Os Panama Papers são uma oportunidade para os cidadãos exigirem decência na política e na finança.
Além destes alertas, têm também surgido na imprensa artigos explicando com grande didactismo que operações é que se podem fazer através de off-shores, quais são legais e quais são ilegais.
Posto isto, e sem pôr em causa que existam operações legais que podem ser (e são certamente) conduzidas a partir ou através de off-shores, devo dizer que continuo a não perceber por que razão uma pessoa ou uma empresa honesta coloca o seu dinheiro numa empresa escondida dos olhos de todos ou num banco secreto que se compromete a esconder a identidade dos titulares das suas contas aconteça o que acontecer.
Pode ser que haja quem queira simplesmente guardar o seu dinheiro num lugar discreto, para não dar nas vistas.
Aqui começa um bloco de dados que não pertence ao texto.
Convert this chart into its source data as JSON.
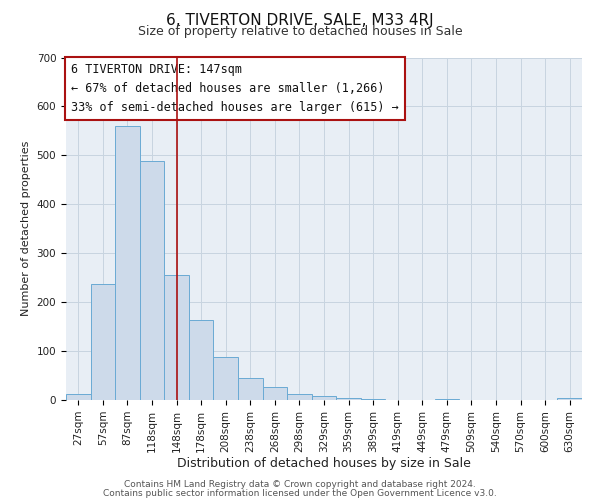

O britânico Guardian dava o exemplo teórico de uma empresa que queira ir amealhando discretamente um pecúlio para poder renovar a sua linha de produção sem que os seus concorrentes se dêem conta e poder assim surpreendê-los com o lançamento súbito de uma nova linha de produtos. É uma história bonita. É igualmente possível imaginar um empresário muito rico que quer esconder a sua fortuna da sua tia Georgina porque sabe que ela o irá tentar convencer a doar o dinheiro aos pobrezinhos da Conferência de S. Vicente de Paulo e que, sabendo que a tia tem conhecimentos em todos os bancos e receando que estes não respeitem o sigilo bancário, prefere esconder o dinheiro numa daquelas ilhas do Canal da Mancha que o Reino Unido faz de conta que não são dela. E é possível imaginar pessoas que, apesar de terem o seu dinheiro em off-shores declare religiosamente todo esse património e todos os rendimentos que passem por essas contas e por essas empresas secretas. Pode ser. Tudo isto pode ser, mas é pouco provável. A verdade insofismável é que os off-shores existem para esconder dinheiro do fisco (para não pagar impostos) e para esconder dinheiro obtido ilegalmente. Existem para esconder património e rendimento (sejam de origem legal ou ilegal) e é sobre património e rendimentos que incidem os impostos. No mínimo, esses dinheiros deviam pagar imposto e não pagam, no máximo são provas de crimes que não são punidos. São estas as razões de ser dos off-shores e são estes os móbeis da imensa maioria das pessoas que aí escondem o seu dinheiro - sendo as excepções a empresa de que falava o Guardian e o sobrinho da D. Georgina.
E é por essa razão que os off-shores devem, pura e simplesmente, ser ilegalizados. São coios de ladrões, ainda que se possa admitir que alguma pessoa honesta lá tenha entrado por acidente. Não se trata de inverter o ónus da prova. Não se vai prender toda a gente que tem contas nos off-shores por esse simples motivo, correndo o risco de prender injustamente o sobrinho da D. Georgina que lá pôs o dinheiro mas nunca se esqueceu de o declarar, nem sequer daquela vez que foi eleito deputado. Os off-shores devem ser ilegalizados da mesma maneira que a venda de AK-47 é proibida nos centros comerciais, ainda que uma pessoa possa comprar uma metralhadora apenas para fins decorativos. Uma AK-47 pode ser usada com a mais cândida das intenções, mas a maior parte das pessoas não as usa para isso. É como os off-shores.
A respiga dos Panama Papers vai certamente levar uns quantos políticos a demitir-se (já começou), uns empresários e advogados a tribunal e talvez um ou outro à cadeia. Mas não chega. O problema dos off-shores não é albergarem um ou outro criminoso: é que a sua razão de ser é albergar criminosos. A sua simples existência é uma fonte maior de desigualdade social e de crimes. A sua existência garante que a igualdade dos cidadãos perante a lei não existe, que o estado de direito não existe. A sua existência só prova que aquilo a que temos chamado democracia é uma farsa.
Como há pessoas com lata para tudo, há quem já tenha vindo dizer que a fuga aos impostos é apenas uma consequência de haver impostos demasiado altos. Na realidade, é ao contrário: os impostos que pagamos só são demasiado altos porque há quem não os pague de todo.
Os Panama Papers são uma oportunidade para os cidadãos exigirem decência na política e na finança. Não desperdicemos esta oportunidade.